Don't use lazy loading for content that appears above the fold
It is not recommended to use lazy-loading for above-the-fold content as it can show up a bit slower, because Chrome won't preload loading="lazy" images in the preload scanner. Thus, it can delay the largest contentful paint (LCP) metric and harm your PageSpeed Insights score. It may also generate the warning "Largest Contentful Paint image was lazily loaded" in Google PageSpeed Insights or Lighthouse:
Lazy loading of iframes
Chrome and Chromium-based browsers also support native lazy loading of iframe elements, which can be enabled with the same "loading"=lazy attribute described above.

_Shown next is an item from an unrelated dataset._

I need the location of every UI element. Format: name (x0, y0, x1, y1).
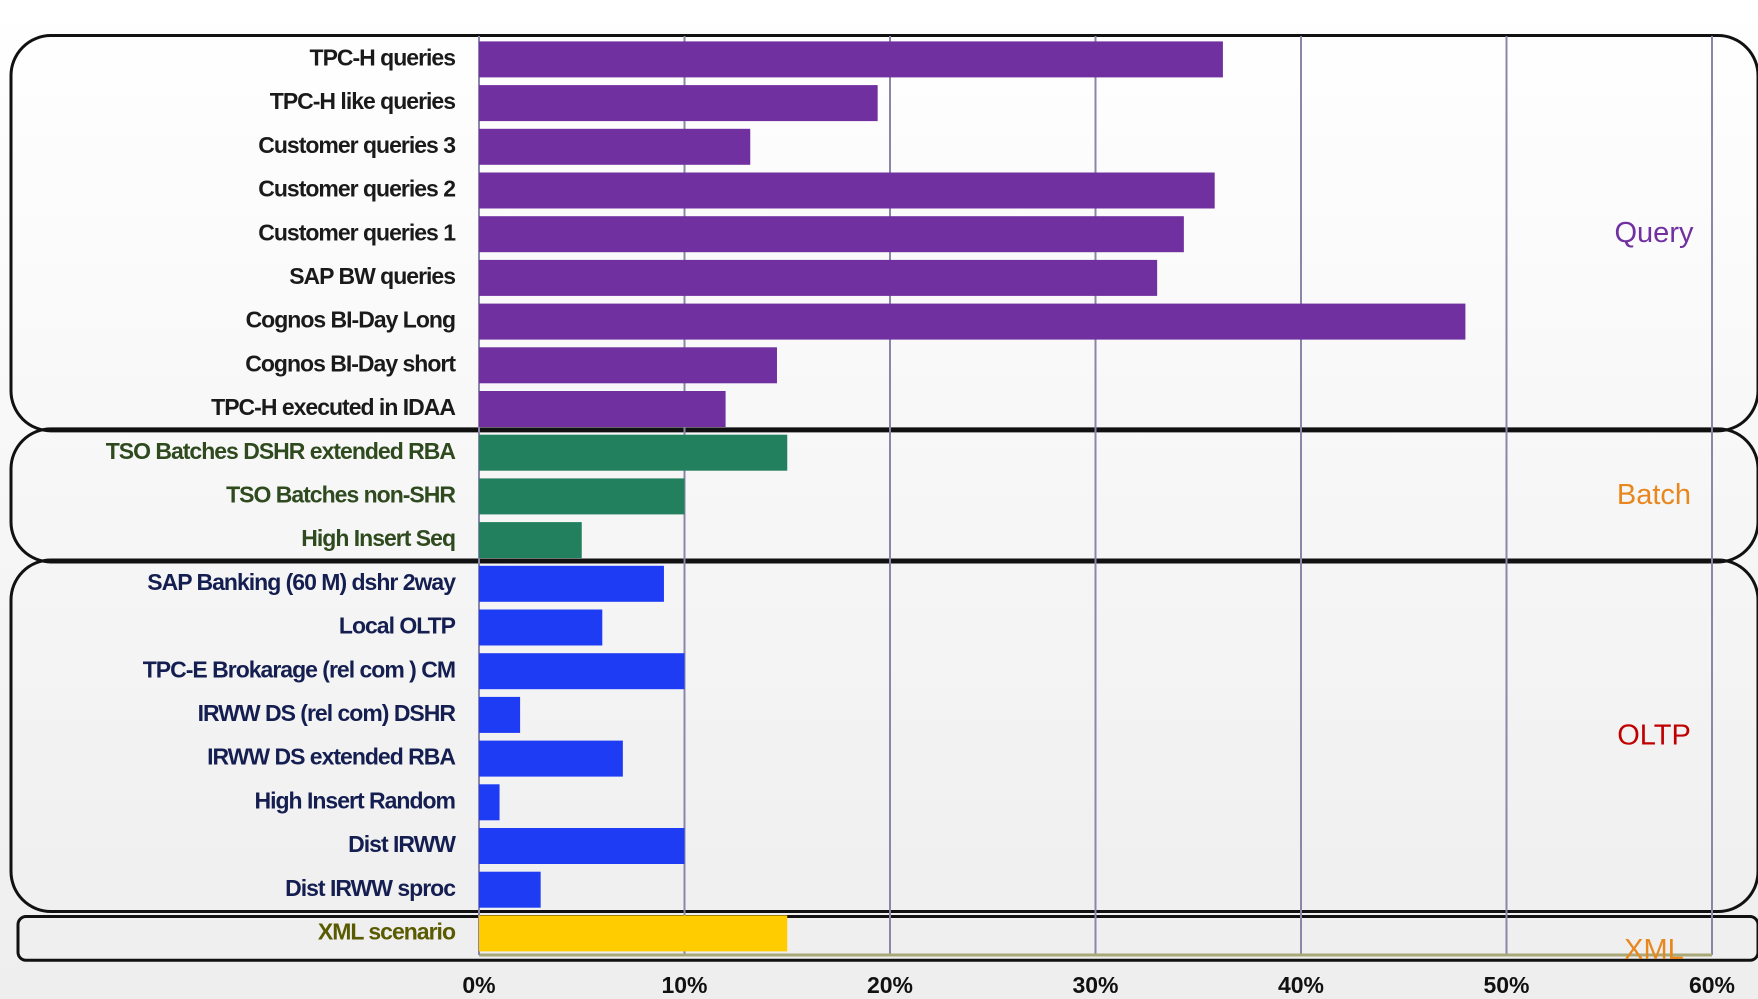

According to a case study from Google, lazy-loading applied to some of the most popular iframe embeds showed up the following benefits:
- Lazy-loading YouTube video embeds saves ~500KB on initial page load, ~10 seconds of time to interactive, and improves the Lighthouse Performance Score by 71%.
- Lazy-loading Instagram embeds saves >100KB gzipped on initial load.
- Lazy-loading Spotify embeds saves 514KB on initial load.
Why you should use lazy loading on your website
Adding lazy loading makes a website load faster, improves UX, and saves bandwidth. Given that page speed is an important ranking factor in 2023, lazy loading can also help to achieve higher rankings in search engine results.